Three years later, the solid white wall was 400 feet high in its circle of more than three miles. The land within had been leveled, but was nothing save for a sprawling, well-protected plot of dirt. The gold engravings on its outer face would be added over time. Today, the wall is considered to be a wonder in its own right, in part because it is the only piece of Voulhirian architecture built by the hands of a cosmite.

Two granite quarries had been made dry as a result of this project; Alios gave employment to their workers in the construction of the rest of the city, which proceeded with the elevation of Val Eve.

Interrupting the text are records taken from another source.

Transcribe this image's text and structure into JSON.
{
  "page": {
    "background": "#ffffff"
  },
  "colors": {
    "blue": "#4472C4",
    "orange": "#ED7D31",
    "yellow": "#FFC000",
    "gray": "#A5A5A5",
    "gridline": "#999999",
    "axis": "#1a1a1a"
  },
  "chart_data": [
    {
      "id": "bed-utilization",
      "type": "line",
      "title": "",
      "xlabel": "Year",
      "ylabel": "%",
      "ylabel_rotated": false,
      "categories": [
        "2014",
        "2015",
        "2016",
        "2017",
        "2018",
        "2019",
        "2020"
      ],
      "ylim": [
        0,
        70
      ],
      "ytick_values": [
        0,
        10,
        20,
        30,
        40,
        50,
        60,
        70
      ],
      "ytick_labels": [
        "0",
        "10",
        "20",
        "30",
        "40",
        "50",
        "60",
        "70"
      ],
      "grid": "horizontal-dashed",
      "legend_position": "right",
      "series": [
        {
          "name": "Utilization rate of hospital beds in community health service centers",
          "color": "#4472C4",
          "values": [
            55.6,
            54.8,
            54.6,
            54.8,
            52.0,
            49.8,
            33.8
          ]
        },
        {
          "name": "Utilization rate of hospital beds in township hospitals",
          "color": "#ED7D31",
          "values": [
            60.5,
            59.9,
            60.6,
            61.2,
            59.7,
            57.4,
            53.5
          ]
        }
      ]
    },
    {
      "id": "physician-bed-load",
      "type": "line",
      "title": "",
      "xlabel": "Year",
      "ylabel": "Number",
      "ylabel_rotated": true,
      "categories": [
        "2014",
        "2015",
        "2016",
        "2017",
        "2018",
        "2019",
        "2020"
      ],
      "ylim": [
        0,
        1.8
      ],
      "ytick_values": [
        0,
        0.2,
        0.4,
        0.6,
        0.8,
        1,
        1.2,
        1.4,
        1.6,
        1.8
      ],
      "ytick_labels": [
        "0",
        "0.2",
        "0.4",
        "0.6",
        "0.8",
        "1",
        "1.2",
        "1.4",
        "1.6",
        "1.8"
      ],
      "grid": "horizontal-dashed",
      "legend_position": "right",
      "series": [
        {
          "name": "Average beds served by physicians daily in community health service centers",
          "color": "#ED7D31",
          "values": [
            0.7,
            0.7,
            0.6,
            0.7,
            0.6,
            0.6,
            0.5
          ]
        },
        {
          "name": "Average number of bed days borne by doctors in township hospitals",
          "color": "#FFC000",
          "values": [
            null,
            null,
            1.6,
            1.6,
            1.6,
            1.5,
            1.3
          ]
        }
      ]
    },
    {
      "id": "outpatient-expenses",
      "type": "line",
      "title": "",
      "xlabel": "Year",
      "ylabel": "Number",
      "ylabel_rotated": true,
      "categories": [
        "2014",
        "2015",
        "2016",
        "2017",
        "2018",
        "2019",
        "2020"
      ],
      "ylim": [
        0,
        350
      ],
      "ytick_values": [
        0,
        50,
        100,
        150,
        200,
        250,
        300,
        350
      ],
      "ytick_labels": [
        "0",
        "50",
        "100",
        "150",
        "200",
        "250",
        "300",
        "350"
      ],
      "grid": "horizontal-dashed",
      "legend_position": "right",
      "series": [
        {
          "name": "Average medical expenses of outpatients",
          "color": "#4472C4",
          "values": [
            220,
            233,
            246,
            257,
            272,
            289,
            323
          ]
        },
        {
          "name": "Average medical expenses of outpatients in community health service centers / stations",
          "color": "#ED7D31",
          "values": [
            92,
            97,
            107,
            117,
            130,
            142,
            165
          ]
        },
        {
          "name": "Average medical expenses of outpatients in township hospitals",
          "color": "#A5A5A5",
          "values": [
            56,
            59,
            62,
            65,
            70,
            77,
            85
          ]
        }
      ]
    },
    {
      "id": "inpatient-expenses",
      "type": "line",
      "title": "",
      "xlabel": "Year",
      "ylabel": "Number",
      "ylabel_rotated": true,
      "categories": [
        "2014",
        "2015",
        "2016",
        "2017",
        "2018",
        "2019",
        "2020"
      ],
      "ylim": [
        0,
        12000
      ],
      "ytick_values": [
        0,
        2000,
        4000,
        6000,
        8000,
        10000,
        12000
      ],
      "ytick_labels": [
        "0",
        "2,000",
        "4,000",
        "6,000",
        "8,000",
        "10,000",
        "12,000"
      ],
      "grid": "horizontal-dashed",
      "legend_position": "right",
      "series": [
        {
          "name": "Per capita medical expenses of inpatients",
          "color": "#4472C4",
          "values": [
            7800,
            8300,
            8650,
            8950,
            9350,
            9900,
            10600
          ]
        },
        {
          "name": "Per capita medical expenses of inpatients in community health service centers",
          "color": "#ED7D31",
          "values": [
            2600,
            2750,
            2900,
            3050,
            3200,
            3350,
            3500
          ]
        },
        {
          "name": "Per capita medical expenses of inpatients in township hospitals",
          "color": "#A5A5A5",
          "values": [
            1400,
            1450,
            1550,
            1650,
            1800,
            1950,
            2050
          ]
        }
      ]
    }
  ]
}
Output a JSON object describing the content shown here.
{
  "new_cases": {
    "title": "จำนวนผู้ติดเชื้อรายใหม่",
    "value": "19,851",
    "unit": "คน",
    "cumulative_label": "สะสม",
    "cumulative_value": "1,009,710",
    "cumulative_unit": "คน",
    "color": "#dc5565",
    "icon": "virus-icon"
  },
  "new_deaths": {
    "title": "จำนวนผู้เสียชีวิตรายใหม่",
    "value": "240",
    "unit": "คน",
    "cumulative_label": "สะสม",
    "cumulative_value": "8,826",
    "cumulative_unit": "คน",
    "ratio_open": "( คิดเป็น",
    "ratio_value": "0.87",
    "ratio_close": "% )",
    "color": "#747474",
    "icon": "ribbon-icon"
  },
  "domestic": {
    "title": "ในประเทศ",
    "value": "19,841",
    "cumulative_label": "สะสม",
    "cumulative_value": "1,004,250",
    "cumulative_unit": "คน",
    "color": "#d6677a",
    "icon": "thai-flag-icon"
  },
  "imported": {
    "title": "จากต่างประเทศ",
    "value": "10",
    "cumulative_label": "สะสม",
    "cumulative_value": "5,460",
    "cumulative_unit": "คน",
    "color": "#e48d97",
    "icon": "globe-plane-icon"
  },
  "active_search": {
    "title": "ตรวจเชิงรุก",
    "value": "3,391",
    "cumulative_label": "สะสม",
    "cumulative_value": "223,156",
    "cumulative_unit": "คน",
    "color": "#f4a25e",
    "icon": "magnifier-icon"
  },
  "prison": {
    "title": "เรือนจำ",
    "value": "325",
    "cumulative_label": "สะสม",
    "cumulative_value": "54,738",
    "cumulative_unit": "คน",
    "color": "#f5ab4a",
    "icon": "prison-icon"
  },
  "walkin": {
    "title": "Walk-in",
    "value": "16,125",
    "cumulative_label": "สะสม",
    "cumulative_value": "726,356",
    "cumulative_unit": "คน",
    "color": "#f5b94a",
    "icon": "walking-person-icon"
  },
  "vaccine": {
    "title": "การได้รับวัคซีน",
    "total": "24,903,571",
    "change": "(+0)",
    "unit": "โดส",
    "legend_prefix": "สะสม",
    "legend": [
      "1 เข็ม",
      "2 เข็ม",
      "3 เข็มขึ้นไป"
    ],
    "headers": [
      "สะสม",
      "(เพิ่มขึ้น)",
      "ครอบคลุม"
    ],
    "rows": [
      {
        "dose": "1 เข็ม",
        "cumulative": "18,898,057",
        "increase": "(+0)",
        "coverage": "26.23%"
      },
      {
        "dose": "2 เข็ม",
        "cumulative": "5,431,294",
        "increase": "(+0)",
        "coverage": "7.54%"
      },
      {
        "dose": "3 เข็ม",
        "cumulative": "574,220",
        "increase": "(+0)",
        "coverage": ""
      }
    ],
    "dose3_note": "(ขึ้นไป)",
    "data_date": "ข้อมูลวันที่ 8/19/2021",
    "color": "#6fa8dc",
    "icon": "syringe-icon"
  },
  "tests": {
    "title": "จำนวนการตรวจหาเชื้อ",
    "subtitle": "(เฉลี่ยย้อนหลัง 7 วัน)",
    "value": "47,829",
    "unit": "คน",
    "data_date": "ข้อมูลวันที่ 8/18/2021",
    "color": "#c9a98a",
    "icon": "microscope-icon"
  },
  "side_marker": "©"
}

The one-circle-mile section, centered in the three-circle-mile radius of Yamon Soul, is an area elevated above the rest of the city by fifty feet. Idus had the workers achieve this elevation by constructing a stone basin and filling it with dirt. This plateau was then crowned with a wall of its own, though this wall was made of the same common stone that formed the base.

The space reserved for what would become the mantle of the city— the layer between the outer wall and the inner, elevated wall— was quartered by four walls, evenly distributed around the circle. These four walls did not reach the top of either the inner or outer wall, but there were doorways at the end of each, so that the top of every wall in the city could be accessed by its guards.

Then the roadways were paved; the mantle’s web ran organized but dense, while Val Eve enjoyed a more spacious arrangement as to worthily accommodate the seat of Heaven’s representative.

Val Eve was a site of lush gardens and rich houses long before the mantle’s first building even had a foundation.

Finally, and on his very own, Alios raised the glorious Diadem, into which the first Eiodi, Martin Emiss, would move, and from which he would reign.